15 December 2001
1. Exterior post office
2. Mid shot people standing in line for euro kits
3. Close up shot post office worker handing out bags of euros
4. Mid shot same
5. Close up bags of coins
6. Mid shot two men trying to get ahead, teller gestures them to wait
7. Close up man holding bag of coins
8. SOUNDBITE: (Italian) Vox Pop:
"(I want the starter kit) for teaching my mother, my brothers, my renters, the use of the money and to learn it a bit myself, touch them (coins),and feel them to see how they are."
9. Close up looking at coins in bag
10. Mid shot two men trying to get ahead, post office worker gestures them to wait
11. Close up man counting out money and receiving euros
12. Various post office worker giving out bags of euros
13. SOUNDBITE: (Italian) Paolo Arduini, Poste Italiane:
"There was great anticipation. The press has been talking about it a long time, people were curious to get this money in their hands, if not there would not have been this urgency to get it because until the 28th of February, you can still use the lire. "
14. Euro coin spilling out bag
11 December 2001
15. Wide shot Roman Mint (new mint for making euros)

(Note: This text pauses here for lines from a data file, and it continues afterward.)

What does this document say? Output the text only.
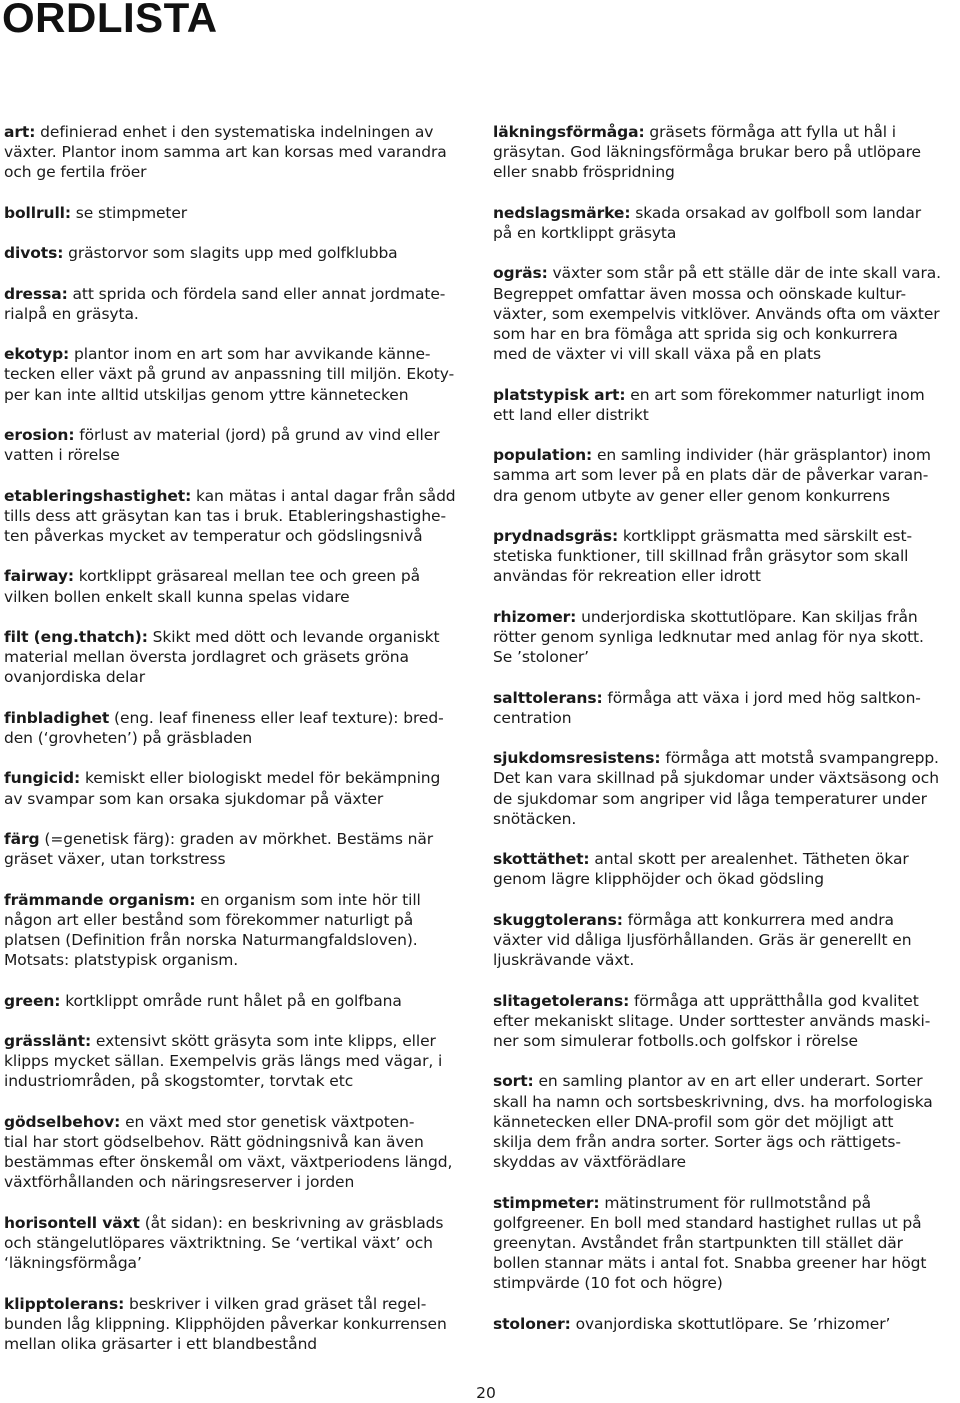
ORDLISTA

art: definierad enhet i den systematiska indelningen av
växter. Plantor inom samma art kan korsas med varandra
och ge fertila fröer

bollrull: se stimpmeter

divots: grästorvor som slagits upp med golfklubba

dressa: att sprida och fördela sand eller annat jordmate-
rialpå en gräsyta.

ekotyp: plantor inom en art som har avvikande känne-
tecken eller växt på grund av anpassning till miljön. Ekoty-
per kan inte alltid utskiljas genom yttre kännetecken

erosion: förlust av material (jord) på grund av vind eller
vatten i rörelse

etableringshastighet: kan mätas i antal dagar från sådd
tills dess att gräsytan kan tas i bruk. Etableringshastighe-
ten påverkas mycket av temperatur och gödslingsnivå

fairway: kortklippt gräsareal mellan tee och green på
vilken bollen enkelt skall kunna spelas vidare

filt (eng.thatch): Skikt med dött och levande organiskt
material mellan översta jordlagret och gräsets gröna
ovanjordiska delar

finbladighet (eng. leaf fineness eller leaf texture): bred-
den (‘grovheten’) på gräsbladen

fungicid: kemiskt eller biologiskt medel för bekämpning
av svampar som kan orsaka sjukdomar på växter

färg (=genetisk färg): graden av mörkhet. Bestäms när
gräset växer, utan torkstress

främmande organism: en organism som inte hör till
någon art eller bestånd som förekommer naturligt på
platsen (Definition från norska Naturmangfaldsloven).
Motsats: platstypisk organism.

green: kortklippt område runt hålet på en golfbana

grässlänt: extensivt skött gräsyta som inte klipps, eller
klipps mycket sällan. Exempelvis gräs längs med vägar, i
industriområden, på skogstomter, torvtak etc

gödselbehov: en växt med stor genetisk växtpoten-
tial har stort gödselbehov. Rätt gödningsnivå kan även
bestämmas efter önskemål om växt, växtperiodens längd,
växtförhållanden och näringsreserver i jorden

horisontell växt (åt sidan): en beskrivning av gräsblads
och stängelutlöpares växtriktning. Se ‘vertikal växt’ och
‘läkningsförmåga’

klipptolerans: beskriver i vilken grad gräset tål regel-
bunden låg klippning. Klipphöjden påverkar konkurrensen
mellan olika gräsarter i ett blandbestånd

läkningsförmåga: gräsets förmåga att fylla ut hål i
gräsytan. God läkningsförmåga brukar bero på utlöpare
eller snabb fröspridning

nedslagsmärke: skada orsakad av golfboll som landar
på en kortklippt gräsyta

ogräs: växter som står på ett ställe där de inte skall vara.
Begreppet omfattar även mossa och oönskade kultur-
växter, som exempelvis vitklöver. Används ofta om växter
som har en bra fömåga att sprida sig och konkurrera
med de växter vi vill skall växa på en plats

platstypisk art: en art som förekommer naturligt inom
ett land eller distrikt

population: en samling individer (här gräsplantor) inom
samma art som lever på en plats där de påverkar varan-
dra genom utbyte av gener eller genom konkurrens

prydnadsgräs: kortklippt gräsmatta med särskilt est-
stetiska funktioner, till skillnad från gräsytor som skall
användas för rekreation eller idrott

rhizomer: underjordiska skottutlöpare. Kan skiljas från
rötter genom synliga ledknutar med anlag för nya skott.
Se ’stoloner’

salttolerans: förmåga att växa i jord med hög saltkon-
centration

sjukdomsresistens: förmåga att motstå svampangrepp.
Det kan vara skillnad på sjukdomar under växtsäsong och
de sjukdomar som angriper vid låga temperaturer under
snötäcken.

skottäthet: antal skott per arealenhet. Tätheten ökar
genom lägre klipphöjder och ökad gödsling

skuggtolerans: förmåga att konkurrera med andra
växter vid dåliga ljusförhållanden. Gräs är generellt en
ljuskrävande växt.

slitagetolerans: förmåga att upprätthålla god kvalitet
efter mekaniskt slitage. Under sorttester används maski-
ner som simulerar fotbolls.och golfskor i rörelse

sort: en samling plantor av en art eller underart. Sorter
skall ha namn och sortsbeskrivning, dvs. ha morfologiska
kännetecken eller DNA-profil som gör det möjligt att
skilja dem från andra sorter. Sorter ägs och rättigets-
skyddas av växtförädlare

stimpmeter: mätinstrument för rullmotstånd på
golfgreener. En boll med standard hastighet rullas ut på
greenytan. Avståndet från startpunkten till stället där
bollen stannar mäts i antal fot. Snabba greener har högt
stimpvärde (10 fot och högre)

stoloner: ovanjordiska skottutlöpare. Se ’rhizomer’

20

16. Various shot of newly minted euros
17. Various euro coins being checked
18. Two close up coins
19. Close euro starter kits coming off conveyor belt
Europe's new currency, the euro, has made its public debut in the form of 'starter kits', which give people the chance to try out the new notes and coins before they become legal tender on New Year's Day.
In Rome people began queuing at local post offices on Saturday morning to pick up small bags of newly minted coins.

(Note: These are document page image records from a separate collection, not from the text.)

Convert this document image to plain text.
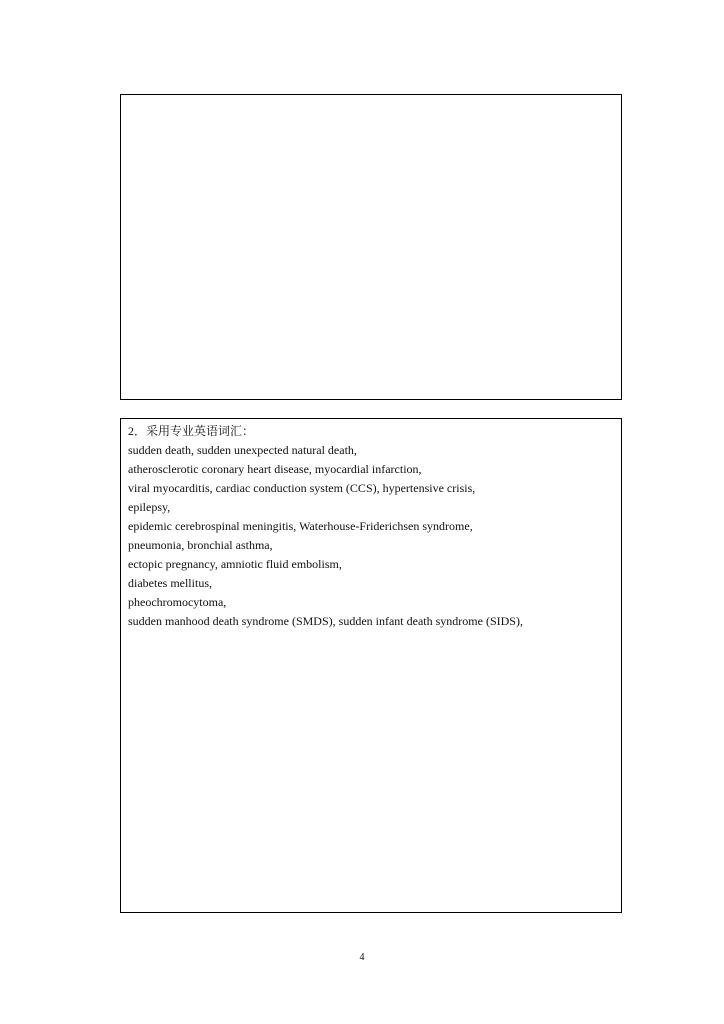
2．采用专业英语词汇：
sudden death, sudden unexpected natural death,
atherosclerotic coronary heart disease, myocardial infarction,
viral myocarditis, cardiac conduction system (CCS), hypertensive crisis,
epilepsy,
epidemic cerebrospinal meningitis, Waterhouse-Friderichsen syndrome,
pneumonia, bronchial asthma,
ectopic pregnancy, amniotic fluid embolism,
diabetes mellitus,
pheochromocytoma,
sudden manhood death syndrome (SMDS), sudden infant death syndrome (SIDS),
4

It's the first time the Italian public has been able to handle the currency that will soon link cities from Portugal to Finland and Germany.

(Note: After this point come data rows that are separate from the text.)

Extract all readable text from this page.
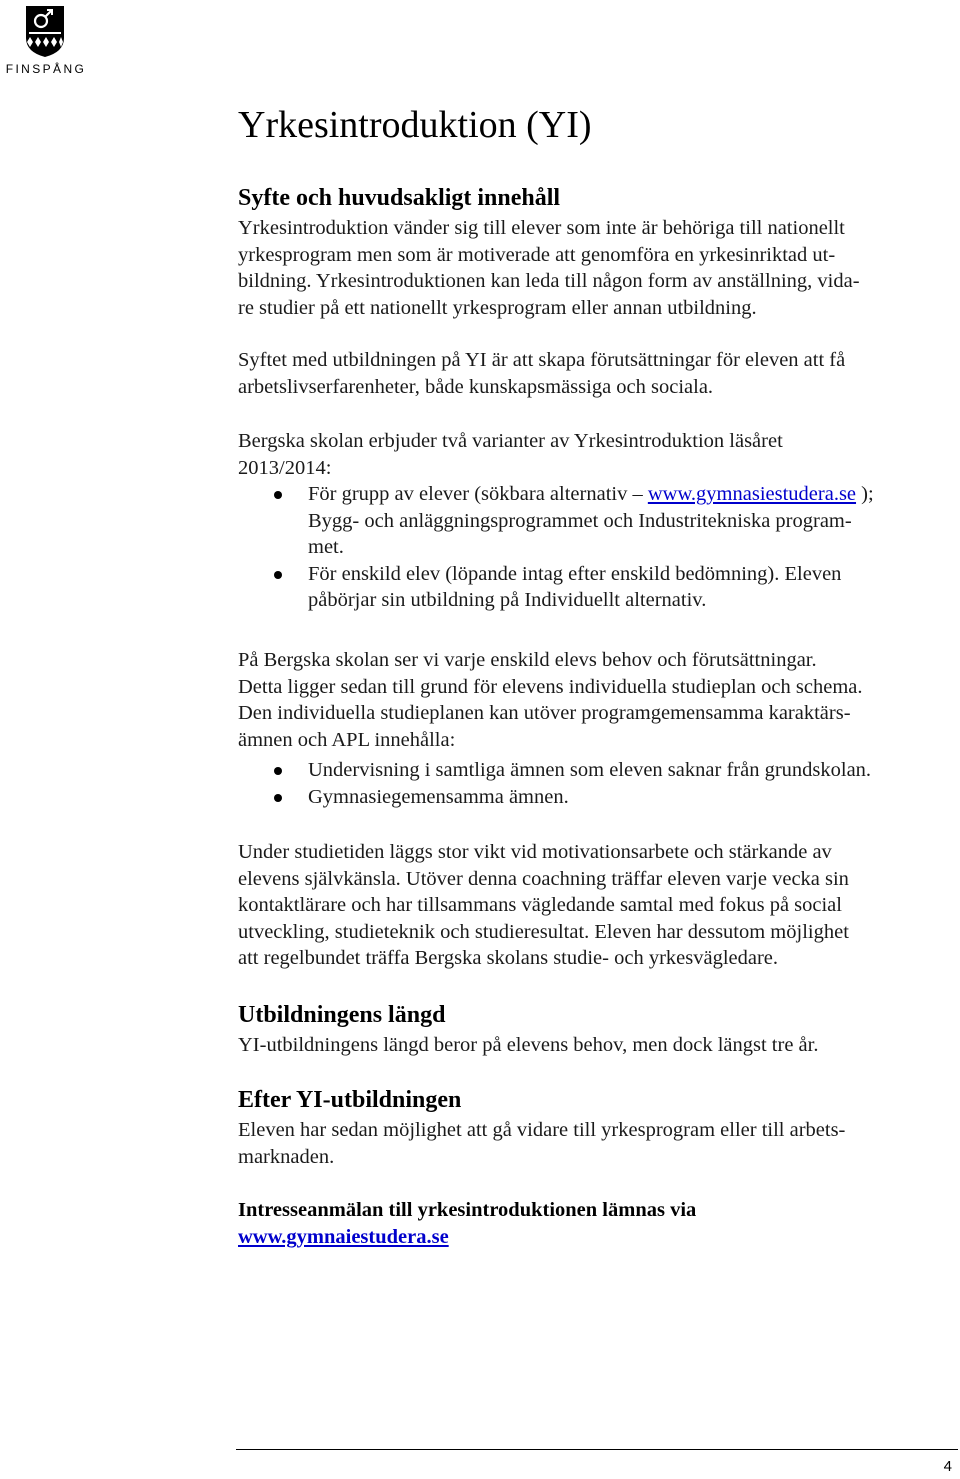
FINSPÅNG
Yrkesintroduktion (YI)
Syfte och huvudsakligt innehåll

Yrkesintroduktion vänder sig till elever som inte är behöriga till nationellt
yrkesprogram men som är motiverade att genomföra en yrkesinriktad ut-
bildning. Yrkesintroduktionen kan leda till någon form av anställning, vida-
re studier på ett nationellt yrkesprogram eller annan utbildning.

Syftet med utbildningen på YI är att skapa förutsättningar för eleven att få
arbetslivserfarenheter, både kunskapsmässiga och sociala.

Bergska skolan erbjuder två varianter av Yrkesintroduktion läsåret
2013/2014:

För grupp av elever (sökbara alternativ – www.gymnasiestudera.se );
Bygg- och anläggningsprogrammet och Industritekniska program-
met.
För enskild elev (löpande intag efter enskild bedömning). Eleven
påbörjar sin utbildning på Individuellt alternativ.

På Bergska skolan ser vi varje enskild elevs behov och förutsättningar.
Detta ligger sedan till grund för elevens individuella studieplan och schema.
Den individuella studieplanen kan utöver programgemensamma karaktärs-
ämnen och APL innehålla:

Undervisning i samtliga ämnen som eleven saknar från grundskolan.
Gymnasiegemensamma ämnen.

Under studietiden läggs stor vikt vid motivationsarbete och stärkande av
elevens självkänsla. Utöver denna coachning träffar eleven varje vecka sin
kontaktlärare och har tillsammans vägledande samtal med fokus på social
utveckling, studieteknik och studieresultat. Eleven har dessutom möjlighet
att regelbundet träffa Bergska skolans studie- och yrkesvägledare.

Utbildningens längd

YI-utbildningens längd beror på elevens behov, men dock längst tre år.

Efter YI-utbildningen

Eleven har sedan möjlighet att gå vidare till yrkesprogram eller till arbets-
marknaden.

Intresseanmälan till yrkesintroduktionen lämnas via
www.gymnaiestudera.se

4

Belgium, Italy, Luxembourg, Spain and Finland will also distribute their kits on Saturday.
France, Ireland and the Netherlands gave out theirs on Friday but Germany, Greece and Portugal are waiting until Monday.
The euro will become the legal tender for some 300 million (m) Europeans in 12 of the EU's 15 nations.
Euros will circulate alongside national currencies for a period of between one and two months, depending on the country.
After that, French francs, German marks, Italian lira and other national currencies within the euro zone will become obsolete.
Central banks will still exchange national currencies for several months afterward.
Three countries -Britain, Denmark and Sweden - are remaining outside the euro zone.